SG Koblenz: Grundstückverkauf zu Begründung eines Anspruchs auf Hartz IV ist nichtig

Eine Hauseigentümerin, die ihr Hausgrundstück an ihren Prozessbevollmächtigten verkauft, um Hartz-IV-Leistungen zu erhalten, handelt sittenwidrig, wenn sie sich den Kaufpreis nicht vor ihrem Rentenbeginn auszahlen lässt und verlangt, ihre Miete solle vom Sozialamt bezahlt werden. Dies hat das Sozialgericht Koblenz entschieden und den Kaufvertrag für sittenwidrig und damit nichtig erklärt (Urteil vom 17.10.2017, Az.: S 14 AS 883/15).

Haus im Zusammenhang mit Hartz-IV-Klage an Prozessbevollmächtigten verkauft

Die Klägerin, eine alleinstehende Arbeitslose aus dem Westerwald, bemüht sich seit Jahren um Hartz-IV-Leistungen. Das zuständige Jobcenter lehnte eine entsprechende Leistungsgewährung ab, weil die Frau über Vermögen verfüge, und zwar in Gestalt eines von ihr selbst bewohnten Eigenheims. Zur Überbrückung sind ihr lediglich Darlehen gewährt worden. Ein selbstgenutztes Eigenheim ist an sich zwar als Vermögen geschützt. Das gilt allerdings dann nicht, wenn es unangemessen groß ist. Alleinstehenden wird dabei im Regelfall eine Wohnfläche von 90 Quadratmetern zugebilligt. Die hier betroffene Immobilie hat jedoch eine Wohnfläche von mehr als 150 Quadratmetern und ist damit unangemessen groß. Während des laufenden Gerichtsverfahrens hat die Klägerin das Haus an ihren Rechtsanwalt verkauft, der sie in dem gerichtlichen Verfahren von Anfang an vertreten hat. Der vereinbarte Kaufpreis soll nach dem Vertrag erst nach mehr als zehn Jahren gezahlt werden, wenn die Klägerin längst im Rentenalter ist. Gleichzeitig hat sich die Klägerin dem Anwalt gegenüber verpflichtet, für den Verbleib in dem Haus eine monatliche Miete zu zahlen. Für diese Miete soll nach den Vorstellungen beider das Jobcenter aufkommen.

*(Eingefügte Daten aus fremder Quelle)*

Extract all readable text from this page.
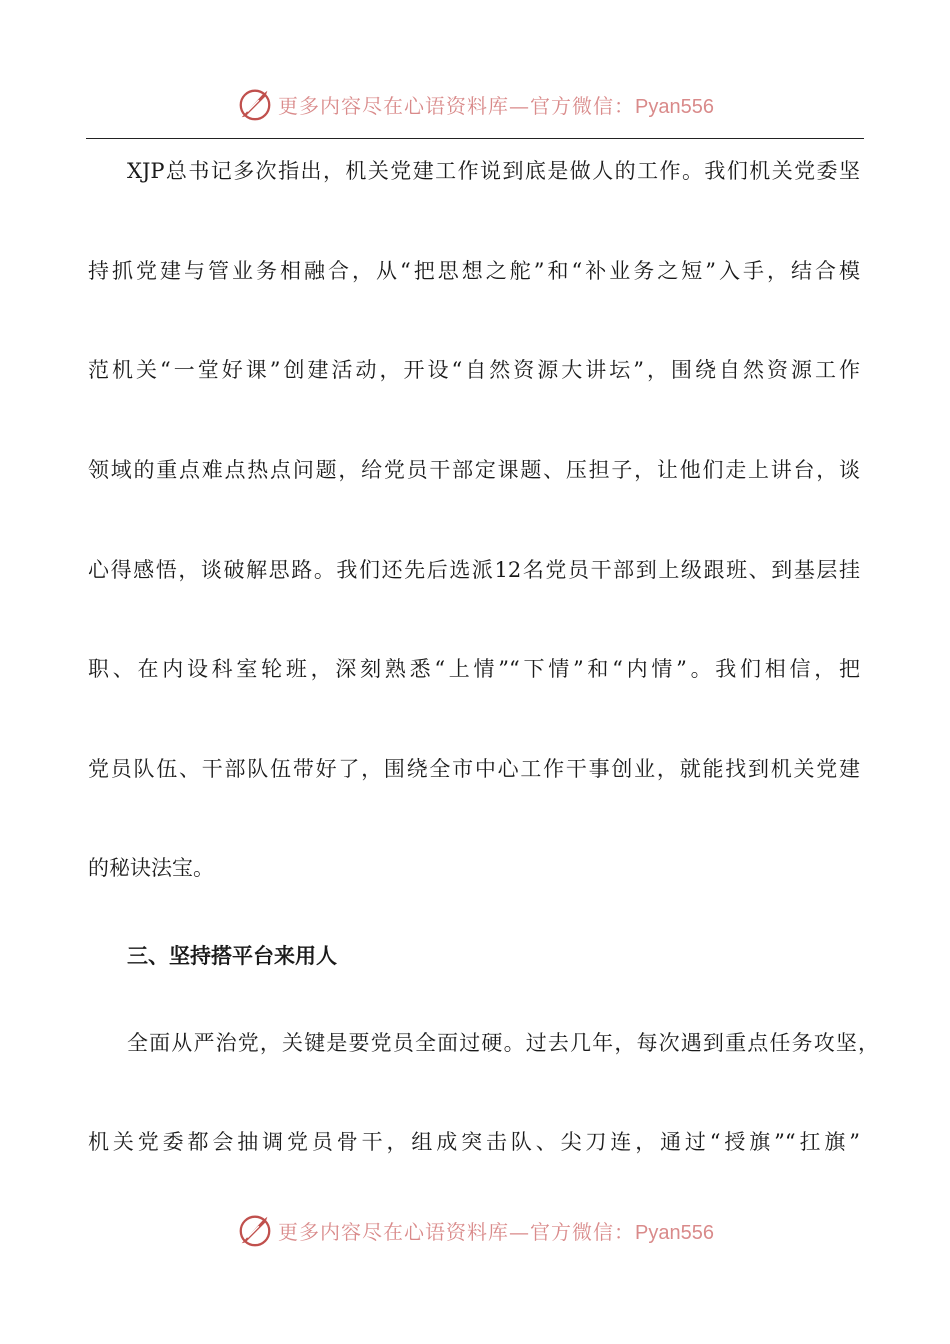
更多内容尽在心语资料库—官方微信：Pyan556
XJP总书记多次指出，机关党建工作说到底是做人的工作。我们机关党委坚
持抓党建与管业务相融合，从“把思想之舵”和“补业务之短”入手，结合模
范机关“一堂好课”创建活动，开设“自然资源大讲坛”，围绕自然资源工作
领域的重点难点热点问题，给党员干部定课题、压担子，让他们走上讲台，谈
心得感悟，谈破解思路。我们还先后选派12名党员干部到上级跟班、到基层挂
职、在内设科室轮班，深刻熟悉“上情”“下情”和“内情”。我们相信，把
党员队伍、干部队伍带好了，围绕全市中心工作干事创业，就能找到机关党建
的秘诀法宝。
三、坚持搭平台来用人
全面从严治党，关键是要党员全面过硬。过去几年，每次遇到重点任务攻坚，
机关党委都会抽调党员骨干，组成突击队、尖刀连，通过“授旗”“扛旗”
更多内容尽在心语资料库—官方微信：Pyan556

SG: Vertrag wegen Sittenwidrigkeit nichtig

Diese Erwartung wird sich nicht erfüllen, jedenfalls nicht nach dem Urteil des SG. Dieses hat die Klage abgewiesen und festgestellt, dass der Kaufvertrag sittenwidrig und damit nichtig sei. Demgemäß bleibe die Klägerin Hauseigentümerin und sei nicht vermögenslos. Der notarielle Kaufvertrag sei nur geschlossen worden, um sich zulasten der Allgemeinheit zu bereichern. Das gelte auch für den Anwalt, denn dieser wolle eine vom Jobcenter bezahlte Miete kassieren, ohne für das Haus bezahlt zu haben. Als besonders merkwürdig wertete es das Gericht, dass der Anwalt nach dem notariellen Vertrag die vom Jobcenter finanzierte Miete sogar behalten könnte, wenn er das Haus später an die Klägerin zurückübereignet. In diesem Fall hätte er über Jahre eine von der Allgemeinheit finanzierte Miete für ein Haus erhalten, für das er nie irgendetwas bezahlt habe.

SG Koblenz, Urteil vom 17.10.2017 - S 14 AS 883/15

Redaktion beck-aktuell, 10. November 2017.